我将陆向远的房门打开,发现他竟然还在床上。
我诧异地问道:“陆向远,你怎么还没有走?”
没有人回答我。
难道生病了?
我这才想起他昨天没有喝姜汤,赶紧跑到他的床前。他紧紧地裹着被子,脸上却泛着不正常的红晕。
我伸出手贴着他的额头,温度高得我立即就撤回了手。
真的发烧了。
我将黑花放在床上,赶紧冲进我的房间,拿出陈翼屏女士为我准备的一大坨感冒退烧药,我一盒一盒地对着症状找,终于找到一个专治退烧的药,又再一次冲进他的房间。

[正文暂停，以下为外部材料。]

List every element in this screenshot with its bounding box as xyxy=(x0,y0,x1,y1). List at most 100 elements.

我倒了一杯温水,又将他的上半身稍稍扶着,让他把药喝了下去。
然后按着电视剧里面伺候发烧的人应该要做的步骤,替他将身上起的一层虚汗擦了,然后给他换了一件干净的上衣。
弄好一切,我已经精疲力尽,在他的身边躺了一会儿之后,就替他掖好被角,下楼去熬粥。
天可怜见,算上上次为安念熬粥,这是第二次,竟然做成功了。
我端着粥上楼的时候,陆向远已经醒来了,他正站在门口,看上去是要下楼来。
我见他脸色仍旧苍白,着急地说:“你正发着烧呢,赶紧去床上躺着。”
陆向远说话的声音都还很虚弱:“我向来退烧很快,现在已经没有什么事情了。”
我强硬地说道:“没有什么事情也去给我躺着。”
陆向远见我态度坚决,就无可奈何地回到床上。
我献宝似地说:“陆先生,你快看看我第二次熬的粥,这品相多好呀。”
“不过一碗白粥,有什么品相。”陆向远无语。
“你能不能有一次赞扬我的时候,就一次就好
。”我盛了一碗粥递给他。
陆向远安静地吃粥,三下两下就吃光了。我又给他添了一碗,他很快又吃干净了。
我的自豪感快要让我自己飞起来了,陆向远喜欢吃我做的粥,这让我怎么能够不高兴呢。
吃过早餐,陆向远便要去公司,被我强硬地拦下了,并且用他的手机给梁司严打了电话请了病假。
今天只要我在,他就别想离开床半步。
陆向远又不喜欢刷微博,看八卦,我便拿一本安念给宋则言写的书《枕着你的容颜入睡》念给陆向远听,听着听着他就听出了端倪。